Ściany są kremowe, okna zakratowane. Pojedyncze łóżko stojące w kącie.
Mała szafka nocna z lampką. Pokój wypełniał półmrok. Za oknami już zmierzchało.
Dziewczyna siedziała dalej na parapecie. Kolana miała podwinięte pod brodę.
Bujała się w te i we w tę. Oczy miała otwarte szeroko, były strasznie
przekrwione ich barwa dawno zdawała się blaknąć. Teraz były niemal
przezroczyste, co nadawało dziewczynie jeszcze bardziej złowrogiego wyglądu.

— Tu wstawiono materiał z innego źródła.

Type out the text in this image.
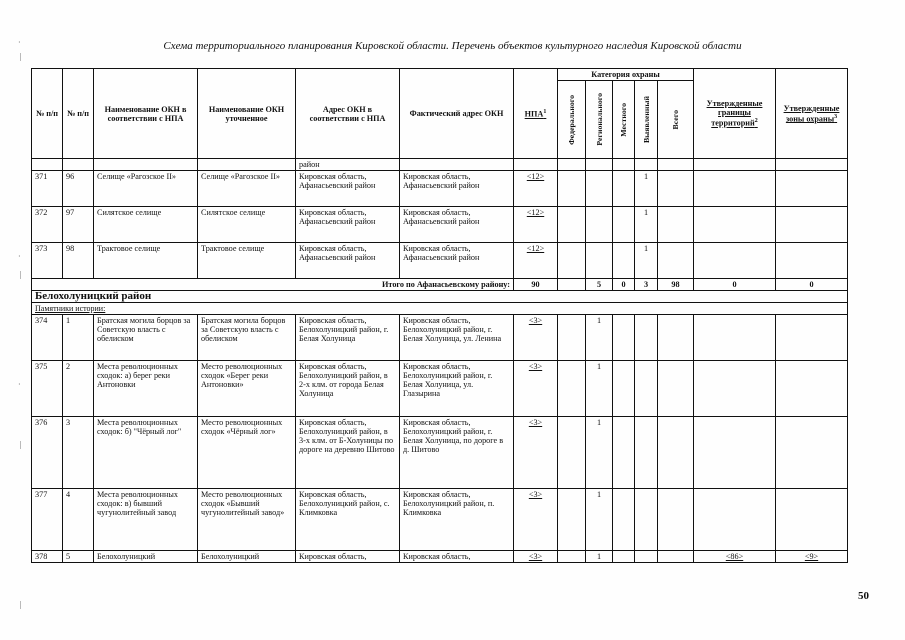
Схема территориального планирования Кировской области. Перечень объектов культурного наследия Кировской области
·
|
·
|
·
|
|
№ п/п	№ п/п	Наименование ОКН в соответствии с НПА	Наименование ОКН уточненное	Адрес ОКН в соответствии с НПА	Фактический адрес ОКН	НПА$^1$	Категория охраны					Утвержденные границы территорий$^2$	Утвержденные зоны охраны$^3$

							Федерального	Регионального	Местного	Выявленный	Всего		

				район									
371	96	Селище «Рагозское II»	Селище «Рагозское II»	Кировская область, Афанасьевский район	Кировская область, Афанасьевский район	<12>				1			
372	97	Силятское селище	Силятское селище	Кировская область, Афанасьевский район	Кировская область, Афанасьевский район	<12>				1			
373	98	Трактовое селище	Трактовое селище	Кировская область, Афанасьевский район	Кировская область, Афанасьевский район	<12>				1			
Итого по Афанасьевскому району:						90		5	0	3	98	0	0
Белохолуницкий район													
Памятники истории:													
374	1	Братская могила борцов за Советскую власть с обелиском	Братская могила борцов за Советскую власть с обелиском	Кировская область, Белохолуницкий район, г. Белая Холуница	Кировская область, Белохолуницкий район, г. Белая Холуница, ул. Ленина	<3>		1					
375	2	Места революционных сходок: а) берег реки Антоновки	Место революционных сходок «Берег реки Антоновки»	Кировская область, Белохолуницкий район, в 2-х клм. от города Белая Холуница	Кировская область, Белохолуницкий район, г. Белая Холуница, ул. Глазырина	<3>		1					
376	3	Места революционных сходок: б) "Чёрный лог"	Место революционных сходок «Чёрный лог»	Кировская область, Белохолуницкий район, в 3-х клм. от Б-Холуницы по дороге на деревню Шитово	Кировская область, Белохолуницкий район, г. Белая Холуница, по дороге в д. Шитово	<3>		1					
377	4	Места революционных сходок: в) бывший чугунолитейный завод	Место революционных сходок «Бывший чугунолитейный завод»	Кировская область, Белохолуницкий район, с. Климковка	Кировская область, Белохолуницкий район, п. Климковка	<3>		1					
378	5	Белохолуницкий	Белохолуницкий	Кировская область,	Кировская область,	<3>		1				<86>	<9>
50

Jej ręce były pełne zadrapań. Krew zasychała już powoli. Paznokcie były
najbardziej w tej krwi ubabrane. Sama ta dziewczyna nie była świadoma, że się
kaleczy. Jedyne, co jej pozostało to pogodzić się ze swoim losem. Miała jedynie
18 lat, a ledwie tydzień temu trafiła do ośrodka dla obłąkanych. Kiedyś
uchodziła za wzór do naśladowania, teraz jej właśni rodzice nie odwiedzają
córki.
-Boicie się mnie! Czuję wasz
strach!- Krzyczy. Środki tracą swoja moc. W przypadku tej dziewczyny, leki
przestawały działać bardzo szybko.- Wiecie, że mnie nie pokonacie, dlatego mnie
tu zamknęliście, ale ja się stąd wydostanę! Będziecie mnie jeszcze błagać o
wybaczenie! To tylko kwestia czasu!
Za drzwiami stoi pielęgniarka wraz z
lekarzem. Obawiają się tak krótkiego działania leków. Dziewczyna miała rację.
Oni się jej obawiają.
-Panie doktorze. Nie możemy dać
jej większej dawki.- Pielęgniarka jest przejęta. Na twarzy doktora gości
głęboka trwoga.
-Musimy coś z tym zrobić.- Doktor
nie raz na swoich nocnych dyżurach słyszał jak dziewczyna śmieje się opętańczo,
mówi do siebie. Najbardziej martwiło, do, że nie potrafił jej ujarzmić. Radził
już sobie z wieloma przypadkami, ale nie spotkał jeszcze tak opornego.
-Następna dawka leku może
pogorszyć sprawę… Może nawet ją zabić.- Pielęgniarka, mimo, że nie przepadała
za tą dziewczyną nie chciała jej śmierci. Anastazja już nie raz ją zaczepiała,
kiedy ta wchodziła do jej pokoju. Zadawała masę pytań. Najczęściej niezręcznych
dotyczących rodziny Karoliny. Ale jako pielęgniarkę nauczono ją, żeby nie
dawała się podejść. Takie osoby są nie przewidywalne. Mogą tylko odwracać naszą
uwagę. Karolina nie była wiele starsza od Anastazji. Dzieliło je tylko 3 lata,
dlatego też odczuwała większe współczucie. Była tak młoda, a nie mogła żyć
normalnie. Doktor uważał, że objawy musiała sama przed sobą maskować. Niestety,
kiedy już zrozumiała, że stanowi zagrożenie po zaatakowaniu swojej młodszej
siostry, pięcioletniej Eli, było już za późno. Dziewczynka do dzisiejszego dnia
walczy o życie, po tym jak siostra prawie ją udusiła oparami gazu z kuchenki.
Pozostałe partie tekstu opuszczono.